Media & Entertainment
    paper L'EXIGENCE — A film about what marble and wushu have in common. Shot inside the Louvre, Paris.

    L’EXIGENCE — Paris, 2025
    A short film shot inside the Louvre, drawing a parallel between two disciplines built on the same obsession: precision. The script draws from the museum’s marble halls as a metaphor for wushu — both arts demanding total intentionality, both forged through repetition rather than declaration.
    Concept, direction, and edit by Melvern Liang. Shot on location in Paris.

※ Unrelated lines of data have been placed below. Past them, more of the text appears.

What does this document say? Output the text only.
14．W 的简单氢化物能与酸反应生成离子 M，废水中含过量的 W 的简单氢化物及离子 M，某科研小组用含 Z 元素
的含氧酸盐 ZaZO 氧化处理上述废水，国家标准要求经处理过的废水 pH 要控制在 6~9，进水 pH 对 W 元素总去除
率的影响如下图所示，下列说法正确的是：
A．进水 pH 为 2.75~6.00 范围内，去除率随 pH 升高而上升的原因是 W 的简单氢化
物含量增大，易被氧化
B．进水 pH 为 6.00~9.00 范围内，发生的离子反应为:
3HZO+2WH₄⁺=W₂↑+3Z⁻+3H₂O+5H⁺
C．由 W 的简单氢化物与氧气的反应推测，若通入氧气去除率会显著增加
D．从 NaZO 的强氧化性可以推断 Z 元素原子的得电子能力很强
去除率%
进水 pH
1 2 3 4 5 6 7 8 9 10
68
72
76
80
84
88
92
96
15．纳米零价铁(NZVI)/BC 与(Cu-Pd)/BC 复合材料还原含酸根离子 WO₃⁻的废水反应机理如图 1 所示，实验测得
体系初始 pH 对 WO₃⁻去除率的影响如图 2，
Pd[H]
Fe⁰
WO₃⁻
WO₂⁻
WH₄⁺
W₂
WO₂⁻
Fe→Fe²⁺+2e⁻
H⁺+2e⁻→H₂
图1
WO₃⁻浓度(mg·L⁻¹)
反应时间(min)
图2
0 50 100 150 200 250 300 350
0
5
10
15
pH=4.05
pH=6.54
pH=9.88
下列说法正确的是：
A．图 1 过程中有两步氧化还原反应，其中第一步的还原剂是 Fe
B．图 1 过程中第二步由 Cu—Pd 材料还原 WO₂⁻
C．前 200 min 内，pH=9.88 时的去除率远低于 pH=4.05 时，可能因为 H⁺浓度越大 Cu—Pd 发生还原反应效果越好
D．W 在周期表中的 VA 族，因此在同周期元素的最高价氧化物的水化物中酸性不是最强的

    paper Pressure - A Wushu Documentary Film

    Can You Let Go?
    Documentary Film · In Development · Asian Games 2026 · Aichi-Nagoya, Japan
    A cinematic documentary about wushu athletes competing at the 20th Asian Games — told not from the podium, but from the inside.
    Built around a single question that every athlete carries but rarely speaks: can you let go of everything you want, at the exact moment you want it most?
    The film follows an ensemble of athletes from across Asia through one competition venue — from the empty floor before anyone arrives, to the silence after everything has been decided. Threading underneath is a conversation between two former rivals the night before competition, whose voices become the film’s backbone and its conscience.
    Can You Let Go? is not a recap. It is a portrait of pressure, surrender, and the leap of faith that separates performance from transcendence.
    Directed, shot, and narrated by a wushu athlete. Screening at the close of the wushu event at the Asian Games — for the athletes who lived it, in the venue where it happened.